Di dekatnya, Moulana Abdul Khaliq Allie dari Muslim Judicial Council (MJC), badan di Cape Town yang bertanggung jawab untuk memastikan bahwa penampakan bulan sesuai dengan Syariah atau hukum Islam, mendapat pembaruan dari bagian lain negara itu. “Secara nasional, mereka tidak melihat apa-apa,” katanya kepada Sasman, “tetapi mereka melihat di negara tetangga.”
Di belakang mereka, seorang pria membunyikan azan, atau adzan, dan puluhan keluarga yang datang untuk menyaksikan penampakan itu melepas sepatu mereka, meletakkan sajadah mereka di rumput dan menghadap ke timur laut ke arah Mekah.
Para pengamat bulan, beberapa dengan sajadah di bawah lengan mereka untuk digunakan setelah tugas utama mereka selesai, beringsut ke depan untuk memberikan lebih banyak ruang kepada jemaah – fokus mereka tidak pernah meninggalkan langit.
“Kami memiliki 37 menit, tiga menit sudah berakhir.

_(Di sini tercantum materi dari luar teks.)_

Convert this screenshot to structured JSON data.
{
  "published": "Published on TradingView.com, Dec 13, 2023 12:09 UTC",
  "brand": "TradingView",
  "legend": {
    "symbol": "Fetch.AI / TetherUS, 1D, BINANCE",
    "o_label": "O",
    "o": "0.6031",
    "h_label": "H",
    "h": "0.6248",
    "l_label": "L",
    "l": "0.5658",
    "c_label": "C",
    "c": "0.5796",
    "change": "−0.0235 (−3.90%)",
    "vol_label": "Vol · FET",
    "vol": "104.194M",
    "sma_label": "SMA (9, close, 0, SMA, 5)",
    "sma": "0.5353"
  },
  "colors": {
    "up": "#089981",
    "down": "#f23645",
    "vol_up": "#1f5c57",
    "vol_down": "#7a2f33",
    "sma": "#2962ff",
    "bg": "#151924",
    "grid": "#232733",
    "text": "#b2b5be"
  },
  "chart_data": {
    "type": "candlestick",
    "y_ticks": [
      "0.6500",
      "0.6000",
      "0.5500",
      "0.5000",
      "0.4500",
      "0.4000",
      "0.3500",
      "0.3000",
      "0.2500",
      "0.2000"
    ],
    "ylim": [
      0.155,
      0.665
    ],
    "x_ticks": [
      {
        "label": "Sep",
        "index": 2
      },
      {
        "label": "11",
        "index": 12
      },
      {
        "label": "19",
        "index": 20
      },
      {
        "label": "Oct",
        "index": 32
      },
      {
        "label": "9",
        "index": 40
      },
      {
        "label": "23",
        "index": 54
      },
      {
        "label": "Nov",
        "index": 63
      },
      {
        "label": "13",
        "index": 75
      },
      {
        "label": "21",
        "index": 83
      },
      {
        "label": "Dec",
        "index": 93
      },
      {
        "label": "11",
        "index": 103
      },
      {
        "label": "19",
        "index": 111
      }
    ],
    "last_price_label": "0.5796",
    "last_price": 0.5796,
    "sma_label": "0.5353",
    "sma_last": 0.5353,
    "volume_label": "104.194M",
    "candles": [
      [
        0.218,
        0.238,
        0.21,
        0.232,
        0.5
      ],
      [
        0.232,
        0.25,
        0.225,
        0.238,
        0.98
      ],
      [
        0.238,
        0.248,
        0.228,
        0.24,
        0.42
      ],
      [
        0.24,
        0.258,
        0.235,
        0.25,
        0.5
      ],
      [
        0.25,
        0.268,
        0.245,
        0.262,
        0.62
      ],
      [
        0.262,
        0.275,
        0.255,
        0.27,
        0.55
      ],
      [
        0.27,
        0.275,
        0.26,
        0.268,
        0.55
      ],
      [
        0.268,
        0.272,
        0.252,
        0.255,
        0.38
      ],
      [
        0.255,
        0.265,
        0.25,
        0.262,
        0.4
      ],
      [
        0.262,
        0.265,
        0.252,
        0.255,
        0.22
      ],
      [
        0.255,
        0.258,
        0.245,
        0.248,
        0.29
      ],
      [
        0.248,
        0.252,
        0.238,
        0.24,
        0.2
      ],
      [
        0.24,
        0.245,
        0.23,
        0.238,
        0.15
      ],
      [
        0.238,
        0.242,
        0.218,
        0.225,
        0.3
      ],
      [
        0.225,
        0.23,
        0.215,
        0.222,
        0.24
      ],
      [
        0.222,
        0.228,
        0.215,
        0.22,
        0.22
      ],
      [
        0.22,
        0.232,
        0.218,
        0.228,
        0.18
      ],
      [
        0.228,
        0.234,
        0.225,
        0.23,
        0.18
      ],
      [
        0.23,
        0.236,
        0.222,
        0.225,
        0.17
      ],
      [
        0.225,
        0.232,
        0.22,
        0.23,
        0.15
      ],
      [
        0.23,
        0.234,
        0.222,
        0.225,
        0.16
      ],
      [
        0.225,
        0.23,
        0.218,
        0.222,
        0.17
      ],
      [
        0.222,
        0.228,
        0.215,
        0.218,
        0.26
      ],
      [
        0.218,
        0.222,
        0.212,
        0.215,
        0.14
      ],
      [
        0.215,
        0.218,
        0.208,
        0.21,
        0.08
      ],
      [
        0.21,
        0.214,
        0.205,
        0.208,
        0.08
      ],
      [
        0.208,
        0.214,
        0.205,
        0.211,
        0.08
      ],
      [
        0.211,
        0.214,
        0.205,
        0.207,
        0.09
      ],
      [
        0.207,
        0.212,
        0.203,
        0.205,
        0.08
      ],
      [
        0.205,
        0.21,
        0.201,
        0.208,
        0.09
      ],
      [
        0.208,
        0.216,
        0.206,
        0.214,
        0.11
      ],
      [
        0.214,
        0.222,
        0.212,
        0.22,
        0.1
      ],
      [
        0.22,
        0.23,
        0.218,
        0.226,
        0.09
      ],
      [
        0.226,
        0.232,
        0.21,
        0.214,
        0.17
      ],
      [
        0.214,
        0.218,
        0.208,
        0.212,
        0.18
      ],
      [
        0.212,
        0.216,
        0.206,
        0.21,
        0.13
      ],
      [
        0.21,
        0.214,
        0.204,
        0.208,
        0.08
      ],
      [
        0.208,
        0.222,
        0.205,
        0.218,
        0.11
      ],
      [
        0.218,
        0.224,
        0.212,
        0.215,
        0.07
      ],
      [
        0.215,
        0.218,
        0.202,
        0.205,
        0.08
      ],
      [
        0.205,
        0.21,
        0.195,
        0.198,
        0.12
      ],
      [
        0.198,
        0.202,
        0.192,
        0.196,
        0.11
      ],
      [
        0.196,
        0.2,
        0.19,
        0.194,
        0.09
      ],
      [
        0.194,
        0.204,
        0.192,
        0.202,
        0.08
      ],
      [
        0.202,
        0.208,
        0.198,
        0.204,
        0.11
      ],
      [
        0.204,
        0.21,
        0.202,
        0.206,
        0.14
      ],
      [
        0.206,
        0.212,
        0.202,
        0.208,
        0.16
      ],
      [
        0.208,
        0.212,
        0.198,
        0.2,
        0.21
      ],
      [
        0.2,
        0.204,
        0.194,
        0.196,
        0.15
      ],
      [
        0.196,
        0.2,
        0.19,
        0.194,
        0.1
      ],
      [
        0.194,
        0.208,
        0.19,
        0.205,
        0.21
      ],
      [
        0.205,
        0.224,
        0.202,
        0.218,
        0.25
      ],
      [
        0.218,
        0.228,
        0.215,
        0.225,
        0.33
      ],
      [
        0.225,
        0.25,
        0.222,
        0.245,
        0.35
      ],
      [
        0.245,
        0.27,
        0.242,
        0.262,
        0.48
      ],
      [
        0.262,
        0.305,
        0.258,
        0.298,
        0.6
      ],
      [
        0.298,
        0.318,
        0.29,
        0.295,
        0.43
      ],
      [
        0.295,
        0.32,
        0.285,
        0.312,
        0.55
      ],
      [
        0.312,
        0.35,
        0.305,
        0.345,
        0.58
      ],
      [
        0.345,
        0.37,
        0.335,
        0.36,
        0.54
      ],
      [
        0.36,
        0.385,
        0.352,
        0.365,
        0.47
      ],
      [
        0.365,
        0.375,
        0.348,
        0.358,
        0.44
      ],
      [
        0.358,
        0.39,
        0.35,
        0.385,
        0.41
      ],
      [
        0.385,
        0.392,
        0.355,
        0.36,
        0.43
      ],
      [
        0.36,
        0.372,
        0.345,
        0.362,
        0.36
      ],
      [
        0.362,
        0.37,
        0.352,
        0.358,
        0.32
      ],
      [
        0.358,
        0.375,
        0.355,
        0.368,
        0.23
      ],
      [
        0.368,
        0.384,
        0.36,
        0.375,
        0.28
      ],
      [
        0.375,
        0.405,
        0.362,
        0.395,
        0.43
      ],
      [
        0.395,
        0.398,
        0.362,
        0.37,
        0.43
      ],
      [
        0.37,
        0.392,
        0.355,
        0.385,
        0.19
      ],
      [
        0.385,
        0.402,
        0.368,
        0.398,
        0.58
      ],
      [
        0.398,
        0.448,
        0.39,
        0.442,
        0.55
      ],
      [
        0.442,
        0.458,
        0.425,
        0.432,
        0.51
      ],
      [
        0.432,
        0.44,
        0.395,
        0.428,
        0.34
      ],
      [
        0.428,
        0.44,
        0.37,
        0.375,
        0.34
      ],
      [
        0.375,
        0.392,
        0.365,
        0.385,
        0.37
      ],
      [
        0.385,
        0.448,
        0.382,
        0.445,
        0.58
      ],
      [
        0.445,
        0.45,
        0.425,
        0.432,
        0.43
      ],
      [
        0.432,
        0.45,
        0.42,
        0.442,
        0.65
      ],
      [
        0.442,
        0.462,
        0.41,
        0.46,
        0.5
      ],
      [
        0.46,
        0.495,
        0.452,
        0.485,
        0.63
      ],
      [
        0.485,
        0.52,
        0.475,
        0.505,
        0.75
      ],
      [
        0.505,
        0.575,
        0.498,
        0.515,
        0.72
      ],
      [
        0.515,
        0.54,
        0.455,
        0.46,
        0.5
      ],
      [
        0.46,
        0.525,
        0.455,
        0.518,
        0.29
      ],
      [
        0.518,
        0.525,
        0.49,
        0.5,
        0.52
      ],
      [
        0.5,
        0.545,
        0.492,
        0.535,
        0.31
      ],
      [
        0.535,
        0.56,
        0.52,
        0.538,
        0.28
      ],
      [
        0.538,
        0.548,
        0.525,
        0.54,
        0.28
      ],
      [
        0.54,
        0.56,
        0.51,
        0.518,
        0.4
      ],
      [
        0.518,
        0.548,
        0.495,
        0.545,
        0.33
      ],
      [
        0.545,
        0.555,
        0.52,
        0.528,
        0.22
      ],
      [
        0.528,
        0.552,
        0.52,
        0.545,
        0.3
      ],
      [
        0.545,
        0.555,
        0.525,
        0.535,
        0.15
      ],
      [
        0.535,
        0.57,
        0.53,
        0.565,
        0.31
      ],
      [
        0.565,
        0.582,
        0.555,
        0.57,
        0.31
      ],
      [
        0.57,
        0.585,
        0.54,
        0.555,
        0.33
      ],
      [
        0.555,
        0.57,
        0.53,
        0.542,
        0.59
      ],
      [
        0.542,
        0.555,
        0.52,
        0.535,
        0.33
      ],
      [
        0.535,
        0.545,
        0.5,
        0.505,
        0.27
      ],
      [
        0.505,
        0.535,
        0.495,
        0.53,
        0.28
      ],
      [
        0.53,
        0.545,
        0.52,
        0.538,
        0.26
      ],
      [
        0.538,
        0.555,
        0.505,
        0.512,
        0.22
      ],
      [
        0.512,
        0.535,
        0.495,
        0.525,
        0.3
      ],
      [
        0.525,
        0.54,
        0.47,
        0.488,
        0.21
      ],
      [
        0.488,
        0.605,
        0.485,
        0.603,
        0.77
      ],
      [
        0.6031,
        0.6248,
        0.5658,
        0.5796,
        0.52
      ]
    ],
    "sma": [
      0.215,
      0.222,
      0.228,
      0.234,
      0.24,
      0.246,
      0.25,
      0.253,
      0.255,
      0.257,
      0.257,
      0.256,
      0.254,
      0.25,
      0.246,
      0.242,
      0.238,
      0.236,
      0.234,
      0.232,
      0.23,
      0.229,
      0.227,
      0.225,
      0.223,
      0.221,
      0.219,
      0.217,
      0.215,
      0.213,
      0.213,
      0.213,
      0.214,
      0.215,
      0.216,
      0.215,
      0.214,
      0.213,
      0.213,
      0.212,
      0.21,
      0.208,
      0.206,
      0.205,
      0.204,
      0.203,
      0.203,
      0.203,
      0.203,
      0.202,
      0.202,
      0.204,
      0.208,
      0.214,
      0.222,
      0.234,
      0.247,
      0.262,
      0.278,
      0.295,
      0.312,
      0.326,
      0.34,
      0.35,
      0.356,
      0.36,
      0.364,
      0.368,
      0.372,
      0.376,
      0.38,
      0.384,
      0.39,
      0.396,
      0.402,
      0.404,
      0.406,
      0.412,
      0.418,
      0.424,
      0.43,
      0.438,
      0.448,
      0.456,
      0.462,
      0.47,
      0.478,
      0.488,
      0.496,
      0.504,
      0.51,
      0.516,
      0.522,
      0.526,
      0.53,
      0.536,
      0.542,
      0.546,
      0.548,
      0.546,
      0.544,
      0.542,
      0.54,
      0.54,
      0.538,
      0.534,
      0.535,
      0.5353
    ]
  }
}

Jam 7.36 kita harus selesai,” Sasman, yang bekerja sebagai auditor kepatuhan syariah untuk MJC’s Halaal Trust, mengingatkan yang lain, sebelum mengangkat ponselnya untuk menghubungi kapten tempat menonton kedua di lokasi terdekat. .panggilan. titik pengamatan di Seinheuwel.